Die hangen volgens Berlijn onevenredig aan het stuur als het gaat om de verdeling van de lucratieve contracten die met de lancering van de Starlink-tegenhanger gemoeid zijn.
De Franse Eurocommissaris Thierry Breton beschuldigt de Duitsers in een brief ervan politieke druk uit te oefenen op EU-medewerkers die over de aanbestedingen gaan. Dat meldt Politico. De brief is gericht aan de Duitse minister Habeck. Die is vice-kanselier in het kabinet-Scholz en minister van Economische Zaken en Klimaat.
Te hard van stapel
De brief van Breton (die de Interne Markt in zijn portefeuille heeft) komt als reactie op een eerder bericht van Habeck aan de Eurocommissaris. Die vond dat Breton te hard van stapel liep en noemde de plannen met IRIS² ‘onvolwassen’. Ook zou het geraamde kostenplaatje exorbitant zijn, 12 miljard euro. Overigens houdt de EU het zelf op de helft daarvan, zo’n 6 miljard euro.
De plannen hebben een karavaan aan tender- en aanbestedingsexperts aan het werk gezet, die zich door duizenden pagina’s aan contracten heen worstelen die zijn afgesloten met leden van het SpaceRise-consortium. Dit bestaat onder meer uit Europese luchtvaartmaatschappijen, telecombedrijven en satellietbouwers. De lancering van de satellieten gebeurt waarschijnlijk door de Ariane 6-raketten die de Franse bouwer Arianespace voor ESA bouwt, de Europese ruimtevaartorganisatie.
Politieke en militaire gevoeligheid
De Europese Commissie, bij monde van Breton, is mede daarom bepaald ‘not amused’ door de Duitse terughoudendheid, en stelt dat het te laat is om terug te krabbelen. De Duitse hakken in het zand wekken ook verbazing vanwege de politieke en militaire gevoeligheid van het project. Zowel Rusland als Oekraïne gebruiken de Amerikaanse, private tegenhanger Starlink in de oorlog tussen beide landen.

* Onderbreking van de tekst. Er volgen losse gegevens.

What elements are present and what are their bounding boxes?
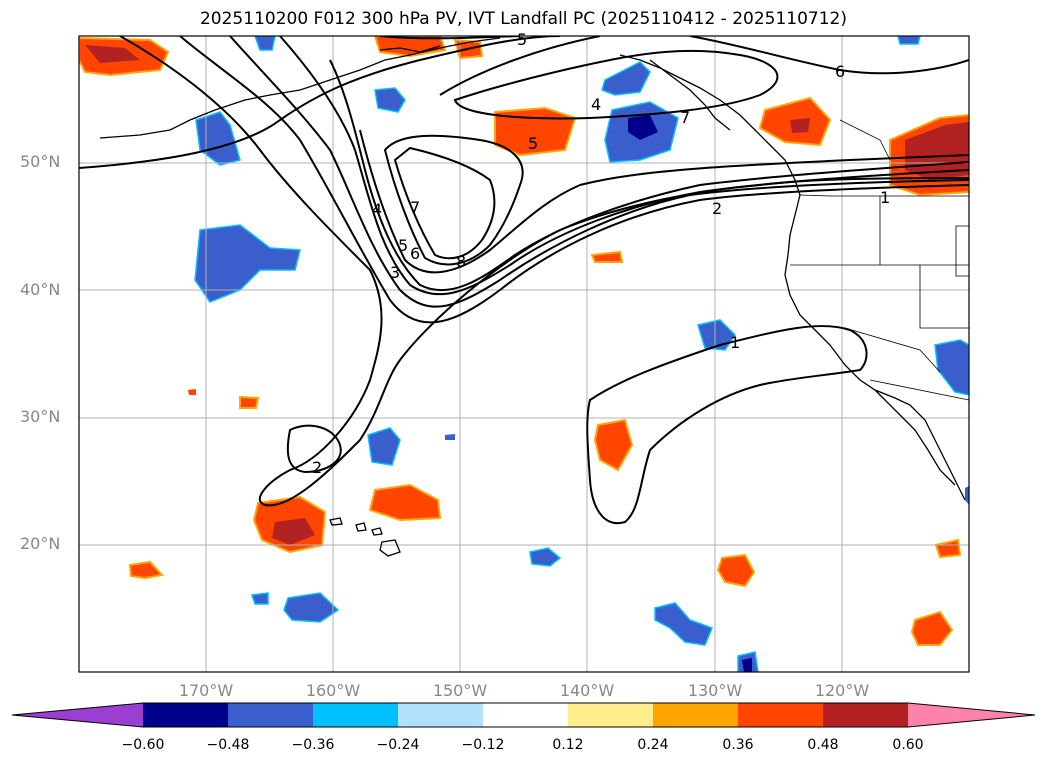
colorbar xyxy=(11,702,1036,728)
colorbar-tick-label: −0.36 xyxy=(291,737,335,753)
colorbar-swatch xyxy=(823,703,908,727)
colorbar-swatch xyxy=(398,703,483,727)
colorbar-tick-label: −0.48 xyxy=(206,737,250,753)
graticule xyxy=(79,36,969,672)
contour-label: 1 xyxy=(880,188,891,207)
colorbar-swatch xyxy=(483,703,568,727)
colorbar-swatch xyxy=(738,703,823,727)
contour-label: 7 xyxy=(680,108,691,127)
colorbar-tick-label: 0.24 xyxy=(637,737,669,753)
contour-label: 7 xyxy=(410,198,421,217)
colorbar-tick-label: −0.24 xyxy=(376,737,420,753)
lon-label: 130°W xyxy=(687,681,743,700)
lat-label: 50°N xyxy=(20,152,61,171)
colorbar-right-extend xyxy=(908,703,1035,727)
contour-label: 5 xyxy=(528,134,539,153)
coastlines xyxy=(99,37,966,557)
colorbar-outline xyxy=(11,702,1036,728)
lon-label: 140°W xyxy=(559,681,615,700)
colorbar-tick-label: 0.60 xyxy=(892,737,924,753)
negative-patches xyxy=(194,36,969,672)
colorbar-swatch xyxy=(143,703,228,727)
contour-label: 6 xyxy=(835,62,846,81)
lon-label: 120°W xyxy=(814,681,870,700)
contour-label: 5 xyxy=(398,236,409,255)
colorbar-tick-label: −0.12 xyxy=(461,737,505,753)
colorbar-left-extend xyxy=(12,703,143,727)
lat-label: 30°N xyxy=(20,407,61,426)
map-frame xyxy=(78,35,970,673)
contour-label: 2 xyxy=(712,199,723,218)
map-plot-area xyxy=(79,36,969,672)
positive-patches xyxy=(79,36,969,646)
political-borders xyxy=(790,119,969,401)
colorbar-tick-label: 0.12 xyxy=(552,737,584,753)
contour-label: 1 xyxy=(730,333,741,352)
lon-label: 150°W xyxy=(432,681,488,700)
map-title: 2025110200 F012 300 hPa PV, IVT Landfall… xyxy=(199,9,847,29)
lat-label: 20°N xyxy=(20,534,61,553)
lat-label: 40°N xyxy=(20,280,61,299)
contour-label: 2 xyxy=(312,458,323,477)
colorbar-swatch xyxy=(228,703,313,727)
pv-contours xyxy=(79,36,969,525)
colorbar-swatch xyxy=(313,703,398,727)
lon-label: 170°W xyxy=(178,681,234,700)
shaded-patches xyxy=(79,36,969,672)
colorbar-swatch xyxy=(568,703,653,727)
colorbar-tick-label: 0.36 xyxy=(722,737,754,753)
colorbar-swatch xyxy=(653,703,738,727)
contour-label: 8 xyxy=(456,252,467,271)
contour-label: 3 xyxy=(390,263,401,282)
colorbar-tick-label: −0.60 xyxy=(121,737,165,753)
contour-label: 6 xyxy=(410,244,421,263)
contour-label: 4 xyxy=(591,95,602,114)
lon-label: 160°W xyxy=(305,681,361,700)
contour-label: 5 xyxy=(517,30,528,49)
contour-label: 4 xyxy=(372,200,383,219)
colorbar-tick-label: 0.48 xyxy=(807,737,839,753)
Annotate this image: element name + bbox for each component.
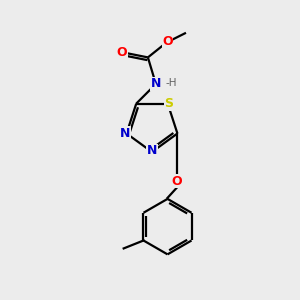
Text: O: O xyxy=(116,46,127,59)
Text: O: O xyxy=(162,35,173,48)
Text: N: N xyxy=(151,77,161,91)
Text: S: S xyxy=(164,97,173,110)
Text: -H: -H xyxy=(166,78,177,88)
Text: N: N xyxy=(147,145,157,158)
Text: N: N xyxy=(120,127,131,140)
Text: O: O xyxy=(171,175,182,188)
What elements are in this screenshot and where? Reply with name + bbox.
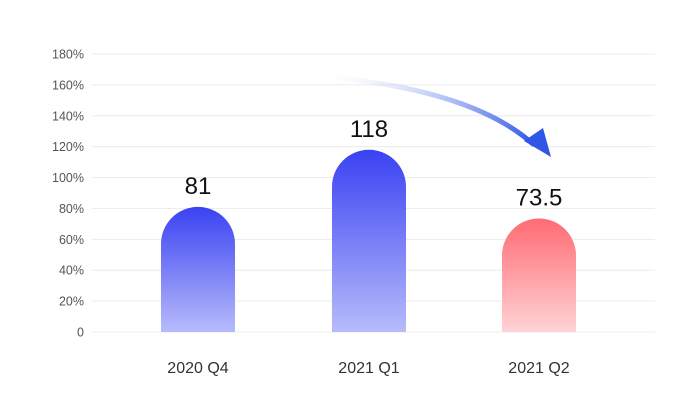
arrow-head [524, 128, 551, 157]
data-label: 81 [185, 173, 212, 200]
y-tick-label: 20% [59, 295, 84, 309]
x-category-label: 2020 Q4 [167, 360, 228, 377]
y-tick-label: 120% [52, 140, 84, 154]
data-label: 73.5 [516, 184, 563, 211]
y-tick-label: 100% [52, 171, 84, 185]
y-tick-label: 0 [77, 326, 84, 340]
bar-2021-q1 [332, 150, 406, 332]
arrow-shaft [316, 76, 533, 144]
y-axis-tick-labels: 0 20% 40% 60% 80% 100% 120% 140% 160% 180% [52, 48, 84, 340]
y-tick-label: 160% [52, 78, 84, 92]
x-category-label: 2021 Q2 [508, 360, 569, 377]
bar-2021-q2 [502, 218, 576, 332]
bar-2020-q4 [161, 207, 235, 332]
data-label: 118 [350, 116, 388, 143]
y-tick-label: 80% [59, 202, 84, 216]
y-tick-label: 180% [52, 48, 84, 62]
x-axis-category-labels: 2020 Q4 2021 Q1 2021 Q2 [167, 360, 569, 377]
y-tick-label: 140% [52, 109, 84, 123]
y-tick-label: 40% [59, 264, 84, 278]
x-category-label: 2021 Q1 [338, 360, 399, 377]
y-tick-label: 60% [59, 233, 84, 247]
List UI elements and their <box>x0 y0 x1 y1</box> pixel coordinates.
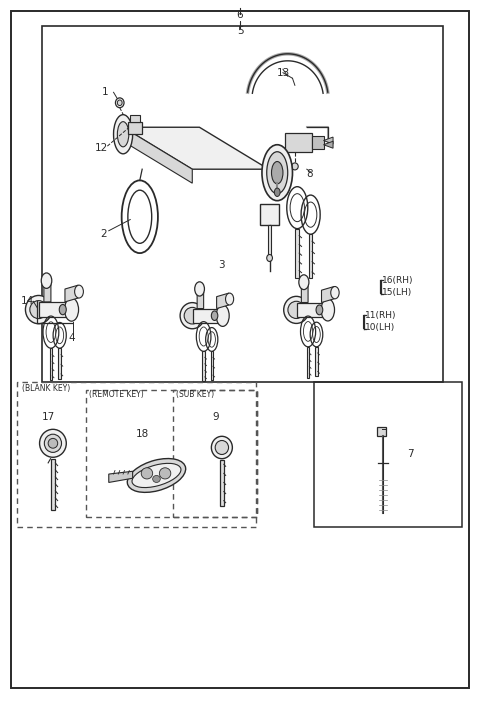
Polygon shape <box>49 348 52 380</box>
Ellipse shape <box>331 286 339 299</box>
Text: 6: 6 <box>237 10 243 20</box>
Bar <box>173 390 257 517</box>
Ellipse shape <box>184 307 200 324</box>
Text: 13: 13 <box>276 67 289 78</box>
Polygon shape <box>39 302 72 317</box>
Ellipse shape <box>44 435 61 452</box>
Text: (BLANK KEY): (BLANK KEY) <box>22 383 70 392</box>
Polygon shape <box>220 460 224 506</box>
Ellipse shape <box>59 305 66 314</box>
Polygon shape <box>295 229 299 277</box>
Text: 7: 7 <box>408 449 414 460</box>
Ellipse shape <box>30 300 48 319</box>
Text: 1: 1 <box>102 87 109 98</box>
Text: 11(RH): 11(RH) <box>365 311 396 320</box>
Ellipse shape <box>226 293 234 305</box>
Polygon shape <box>197 292 204 309</box>
Polygon shape <box>211 351 213 380</box>
Ellipse shape <box>211 437 232 458</box>
Text: 16(RH): 16(RH) <box>382 276 414 285</box>
Polygon shape <box>50 458 55 510</box>
Ellipse shape <box>284 296 309 324</box>
Text: (SUB KEY): (SUB KEY) <box>176 390 214 399</box>
Polygon shape <box>377 427 385 437</box>
Polygon shape <box>123 127 192 183</box>
Bar <box>285 133 312 152</box>
Polygon shape <box>297 303 328 317</box>
Ellipse shape <box>216 305 229 326</box>
Polygon shape <box>193 309 223 323</box>
Ellipse shape <box>215 440 228 454</box>
Ellipse shape <box>275 188 280 197</box>
Ellipse shape <box>267 152 288 194</box>
Ellipse shape <box>316 305 323 314</box>
Bar <box>260 204 279 225</box>
Ellipse shape <box>195 282 204 296</box>
Ellipse shape <box>272 161 283 184</box>
Ellipse shape <box>141 468 153 479</box>
Ellipse shape <box>64 298 79 322</box>
Ellipse shape <box>159 468 171 479</box>
Bar <box>17 382 256 527</box>
Polygon shape <box>324 137 333 144</box>
Polygon shape <box>109 471 132 482</box>
Bar <box>314 382 462 527</box>
Ellipse shape <box>288 301 305 319</box>
Polygon shape <box>216 293 229 309</box>
Ellipse shape <box>117 121 129 147</box>
Text: 12: 12 <box>95 143 108 153</box>
Text: 8: 8 <box>306 169 312 179</box>
Text: 14: 14 <box>21 296 34 306</box>
Text: 17: 17 <box>42 412 55 422</box>
Polygon shape <box>268 225 272 257</box>
Polygon shape <box>203 351 205 381</box>
Polygon shape <box>65 285 78 302</box>
Ellipse shape <box>291 163 298 170</box>
Ellipse shape <box>180 303 204 329</box>
Text: 10(LH): 10(LH) <box>365 324 396 333</box>
Ellipse shape <box>153 475 160 482</box>
Polygon shape <box>59 348 61 379</box>
Ellipse shape <box>267 255 273 262</box>
Polygon shape <box>307 347 309 378</box>
Bar <box>42 26 443 383</box>
Ellipse shape <box>39 430 66 457</box>
Text: 5: 5 <box>237 27 243 37</box>
Polygon shape <box>309 234 312 277</box>
Text: (REMOTE KEY): (REMOTE KEY) <box>89 390 144 399</box>
Bar <box>128 121 142 134</box>
Ellipse shape <box>321 299 335 321</box>
Bar <box>312 136 324 149</box>
Polygon shape <box>123 127 269 169</box>
Text: 9: 9 <box>213 412 219 422</box>
Polygon shape <box>324 141 333 148</box>
Bar <box>130 114 140 121</box>
Bar <box>86 390 257 517</box>
Ellipse shape <box>48 439 58 448</box>
Polygon shape <box>322 286 334 303</box>
Ellipse shape <box>74 285 84 298</box>
Polygon shape <box>301 285 308 303</box>
Ellipse shape <box>262 145 292 201</box>
Polygon shape <box>315 347 318 376</box>
Ellipse shape <box>127 458 186 492</box>
Polygon shape <box>44 284 51 302</box>
Ellipse shape <box>132 463 181 488</box>
Ellipse shape <box>25 296 52 324</box>
Ellipse shape <box>117 100 122 105</box>
Ellipse shape <box>116 98 124 107</box>
Text: 3: 3 <box>218 260 225 270</box>
Ellipse shape <box>299 274 309 290</box>
Ellipse shape <box>114 114 132 154</box>
Text: 4: 4 <box>69 333 75 343</box>
Ellipse shape <box>211 311 218 320</box>
Ellipse shape <box>41 273 52 289</box>
Text: 15(LH): 15(LH) <box>382 289 412 298</box>
Text: 2: 2 <box>101 229 108 239</box>
Text: 18: 18 <box>135 428 149 439</box>
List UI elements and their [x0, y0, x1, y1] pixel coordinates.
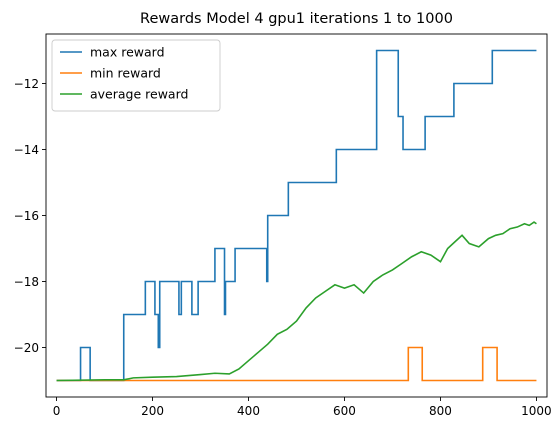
x-tick-label: 0	[53, 404, 61, 418]
x-axis: 0 200 400 600 800 1000	[53, 397, 552, 418]
legend-label-average-reward: average reward	[90, 87, 188, 102]
y-axis: −20 −18 −16 −14 −12	[14, 77, 46, 355]
y-tick-label: −12	[14, 77, 39, 91]
x-tick-label: 400	[237, 404, 260, 418]
x-tick-label: 1000	[521, 404, 552, 418]
y-tick-label: −16	[14, 209, 39, 223]
series-line-min-reward	[56, 346, 537, 382]
chart-title: Rewards Model 4 gpu1 iterations 1 to 100…	[140, 11, 453, 27]
y-tick-label: −20	[14, 341, 39, 355]
y-tick-label: −18	[14, 275, 39, 289]
legend-label-min-reward: min reward	[90, 66, 161, 81]
x-tick-label: 600	[333, 404, 356, 418]
series-line-max-reward	[56, 49, 537, 382]
series-line-average-reward	[56, 221, 537, 382]
x-tick-label: 200	[141, 404, 164, 418]
legend-box	[51, 39, 221, 112]
legend: max reward min reward average reward	[51, 39, 221, 112]
x-tick-label: 800	[429, 404, 452, 418]
y-tick-label: −14	[14, 143, 39, 157]
legend-label-max-reward: max reward	[90, 45, 165, 60]
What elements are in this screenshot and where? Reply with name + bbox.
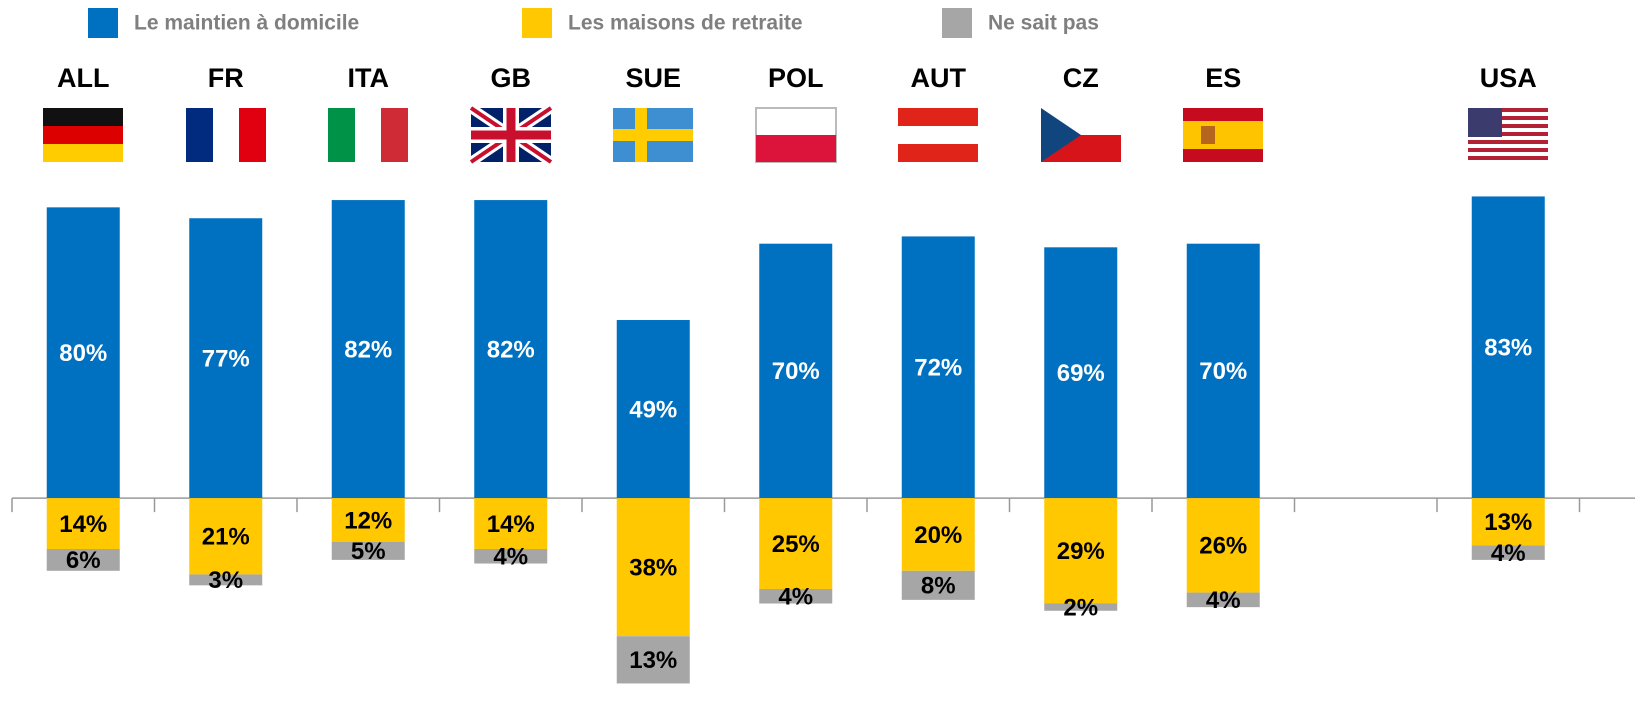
- flag-poland: [755, 107, 837, 163]
- value-label: 82%: [344, 336, 392, 363]
- value-label: 4%: [778, 584, 813, 611]
- value-label: 26%: [1199, 533, 1247, 560]
- bar-segment: [46, 498, 120, 549]
- value-label: 77%: [202, 346, 250, 373]
- bar-segment: [189, 498, 263, 575]
- flag-austria: [898, 108, 978, 162]
- value-label: 4%: [1206, 587, 1241, 614]
- value-label: 5%: [351, 538, 386, 565]
- bar-segment: [331, 200, 405, 499]
- bar-segment: [189, 218, 263, 499]
- value-label: 82%: [487, 336, 535, 363]
- bar-segment: [616, 320, 690, 499]
- bar-segment: [759, 588, 833, 604]
- bar-segment: [1186, 243, 1260, 499]
- value-label: 2%: [1063, 594, 1098, 621]
- bar-segment: [331, 498, 405, 542]
- bar-segment: [189, 574, 263, 586]
- value-label: 25%: [772, 531, 820, 558]
- value-label: 29%: [1057, 538, 1105, 565]
- value-label: 70%: [1199, 358, 1247, 385]
- value-label: 4%: [1491, 540, 1526, 567]
- legend-swatch: [88, 8, 118, 38]
- category-label: FR: [208, 63, 244, 93]
- legend-swatch: [942, 8, 972, 38]
- category-label: CZ: [1063, 63, 1099, 93]
- value-label: 4%: [493, 544, 528, 571]
- flag-sweden: [613, 108, 693, 162]
- flag-france: [186, 108, 266, 162]
- flag-germany: [43, 108, 123, 162]
- value-label: 14%: [59, 511, 107, 538]
- bar-segment: [1471, 498, 1545, 546]
- value-label: 83%: [1484, 335, 1532, 362]
- value-label: 72%: [914, 355, 962, 382]
- bar-segment: [616, 498, 690, 637]
- value-label: 6%: [66, 547, 101, 574]
- category-label: USA: [1480, 63, 1537, 93]
- value-label: 12%: [344, 507, 392, 534]
- category-label: ALL: [57, 63, 109, 93]
- value-label: 13%: [1484, 509, 1532, 536]
- category-label: GB: [491, 63, 532, 93]
- bar-segment: [331, 541, 405, 560]
- legend-label: Ne sait pas: [988, 12, 1099, 35]
- bar-segment: [1186, 498, 1260, 593]
- flag-usa: [1468, 108, 1548, 162]
- bar-segment: [759, 498, 833, 589]
- bar-segment: [901, 236, 975, 499]
- bar-segment: [46, 548, 120, 571]
- category-label: POL: [768, 63, 824, 93]
- legend-swatch: [522, 8, 552, 38]
- category-label: ES: [1205, 63, 1241, 93]
- bar-segment: [616, 636, 690, 684]
- value-label: 80%: [59, 340, 107, 367]
- flag-czech: [1041, 108, 1121, 162]
- category-label: SUE: [625, 63, 681, 93]
- bar-segment: [1044, 498, 1118, 604]
- bar-segment: [901, 498, 975, 571]
- value-label: 38%: [629, 555, 677, 582]
- legend-label: Les maisons de retraite: [568, 12, 803, 35]
- value-label: 20%: [914, 522, 962, 549]
- flags: [43, 103, 1548, 167]
- value-label: 3%: [208, 567, 243, 594]
- legend-label: Le maintien à domicile: [134, 12, 359, 35]
- bar-segment: [474, 498, 548, 549]
- flag-italy: [328, 108, 408, 162]
- value-label: 14%: [487, 511, 535, 538]
- bar-segment: [474, 200, 548, 499]
- flag-uk: [468, 103, 554, 167]
- bar-segment: [46, 207, 120, 499]
- value-label: 69%: [1057, 360, 1105, 387]
- flag-spain: [1183, 108, 1263, 162]
- bar-segment: [1044, 603, 1118, 611]
- bar-segment: [759, 243, 833, 499]
- value-label: 13%: [629, 647, 677, 674]
- value-label: 70%: [772, 358, 820, 385]
- bar-segment: [1471, 196, 1545, 499]
- bar-segment: [1186, 592, 1260, 608]
- bar-segment: [474, 548, 548, 564]
- value-label: 21%: [202, 524, 250, 551]
- category-label: ITA: [348, 63, 390, 93]
- value-label: 8%: [921, 573, 956, 600]
- bar-segment: [1044, 247, 1118, 499]
- category-label: AUT: [911, 63, 967, 93]
- bar-segment: [901, 570, 975, 600]
- value-label: 49%: [629, 396, 677, 423]
- bar-segment: [1471, 545, 1545, 560]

Vrij geparafraseerd luidde de vermaning van Beton dat het, zeker in tijden van oorlog en in voorbereiding op geopolitieke uitdagingen, een gemeenschappelijk belang zou moeten zijn dat Europa zélf kan voorzien in dergelijke kritieke infrastructuur. Verder riep hij Habeck op om verder af te zien van een dergelijke ‘onbetamelijke houding’.
Het programma draait om de bouw en uitrol van een Europees netwerk van communicatiesattelieten. De afkorting ‘IRIS²’ is kort voor Infrastructure for Resilience, Interconnectivity and Security by Satellite. Het plan was destijds een reactie op de vooruitgang van Rusland en China in de ruimtevaart, evenals initiatieven als Starlink van miljardair Elon Musk.
Minder afhankelijk maken
De EU wil met IRIS² de Europese ruimte- en communicatiesector stimuleren en de afhankelijkheid van niet-Europese leveranciers verminderen. IRIS² moet in 2027 operationeel zijn, is het plan. Dat zou tussen 2025 en 2027 moeten leiden tot de bouw en lancering van maximaal 170 low Earth orbit (LEO)-satellieten.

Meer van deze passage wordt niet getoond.